You know the game Who's The Best Mom where mothers try to top each other in areas like breastfeeding (duration, quality), language development (bi versus multi), child care (eco, orgo, bio) and food (homemade versus nanny-made)? I played it last month and lost on the the 11-hour Paris-LAX flight where my five-month-old threw up on through three different changes of clothing and a pair of Air France pillow cases, prompting a backseat mother to snidely ask why I hadn't brought any additional clothing. And then I lost again in the Whole Foods Market on 3rd and Fairfax when inquiring of a seemingly pleasant mother about Earth's Best carrots and peas.

Her response was snide, "I have no clue. I make all my food at home."

From her reaction, I realized that I suck because I was about to buy jarred food. That's when I gathered up my ego and replied, "My daughter is on the Italian diet," grabbed some carrots and fled.

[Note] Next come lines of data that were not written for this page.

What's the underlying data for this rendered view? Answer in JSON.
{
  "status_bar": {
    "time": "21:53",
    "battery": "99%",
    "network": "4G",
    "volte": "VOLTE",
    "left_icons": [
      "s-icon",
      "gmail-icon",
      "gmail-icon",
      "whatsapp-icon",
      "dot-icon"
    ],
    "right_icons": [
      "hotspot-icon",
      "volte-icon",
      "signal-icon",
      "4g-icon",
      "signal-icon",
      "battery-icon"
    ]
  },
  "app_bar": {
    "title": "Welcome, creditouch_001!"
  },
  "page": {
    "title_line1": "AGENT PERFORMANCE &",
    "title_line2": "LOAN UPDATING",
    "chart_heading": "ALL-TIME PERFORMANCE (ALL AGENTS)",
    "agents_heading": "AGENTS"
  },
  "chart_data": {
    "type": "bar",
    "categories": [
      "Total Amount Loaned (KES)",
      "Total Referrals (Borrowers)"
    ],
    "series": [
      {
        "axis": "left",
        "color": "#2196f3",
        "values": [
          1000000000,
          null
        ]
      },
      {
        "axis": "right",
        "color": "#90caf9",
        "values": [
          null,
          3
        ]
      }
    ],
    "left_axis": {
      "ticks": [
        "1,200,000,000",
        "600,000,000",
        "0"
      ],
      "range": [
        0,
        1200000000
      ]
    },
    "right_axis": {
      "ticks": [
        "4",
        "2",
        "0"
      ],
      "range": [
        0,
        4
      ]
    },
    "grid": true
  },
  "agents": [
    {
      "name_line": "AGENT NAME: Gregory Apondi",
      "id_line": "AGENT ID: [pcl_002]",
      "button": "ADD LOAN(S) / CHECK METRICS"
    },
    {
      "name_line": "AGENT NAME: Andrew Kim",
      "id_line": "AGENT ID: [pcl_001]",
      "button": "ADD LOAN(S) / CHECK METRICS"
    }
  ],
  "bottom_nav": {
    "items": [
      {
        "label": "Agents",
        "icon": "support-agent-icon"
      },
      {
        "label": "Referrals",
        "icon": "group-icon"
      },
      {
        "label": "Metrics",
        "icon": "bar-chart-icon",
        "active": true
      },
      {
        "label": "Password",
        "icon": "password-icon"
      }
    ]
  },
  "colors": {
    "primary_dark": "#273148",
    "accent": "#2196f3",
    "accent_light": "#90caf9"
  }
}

What the hell is the Italian diet? Technically, it's the Prima Pappa (the first baby food) and unlike its American counterpart of mashed peas or carrots, it is a gourmet meal that usually begins around four months old. And it's basically homemade.

In honor of my latest cooking capolavoro, here's the recipe for all mothers who want to know what Italian babies eat.

one carrot
one or two potatoes
freshly grated Parmigiano Reggiano
a spoonful of extra-virgin olive oil
two spoonfuls of cream of rice (or corn or tapioca)
100 grams of light meat (rabbit or lamb)

Food processor (or blender), spoon, bowls

1. Make a broth of chopped potatoes and carrot, and 3 cups of water. No need to add anything else. When broth is ready, remove carrot and potatoes. In a separate bowl, puree skinless potatoes and carrots.

2. Steam meat until tender (some even suggest boiling and then steaming), then mash up in food processor.Note: If you are not able to buy fresh, high-quality meat, homogenized (and subsequently jarred) meat for babies is an adequate substitute. Ask your pediatrician.

3. In baby's bowl, mix together about 3/4 cup of carrot/potato broth, 2 tablespoons of cream of rice, a spoonful of olive oil, some freshly grated Parmigiano, and two large teaspoons of meat (about 40 grams). Voila! Your baby is Italian.

For now, according to the pediatrician, use the purees for yourself. After a few meals, you will add the potato/carrot puree to the pappa. (I separately puree carrots and potatoes as I live in fear of a beta carotene baby.) Eventually, you will introduce different meats, baby cheese and seasonal vegetables one at a time.

No. I don't toil in my kitchen every day for Baby X's pappa-- especially since the broth can be frozen for later use, the purees refrigerated, and yes, the meat pre-made (though I prefer picking mine out at the macellaio). Remember-- always ask your pediatrician before introducing foods to your baby. The American doctor will probably shun Parmigiano.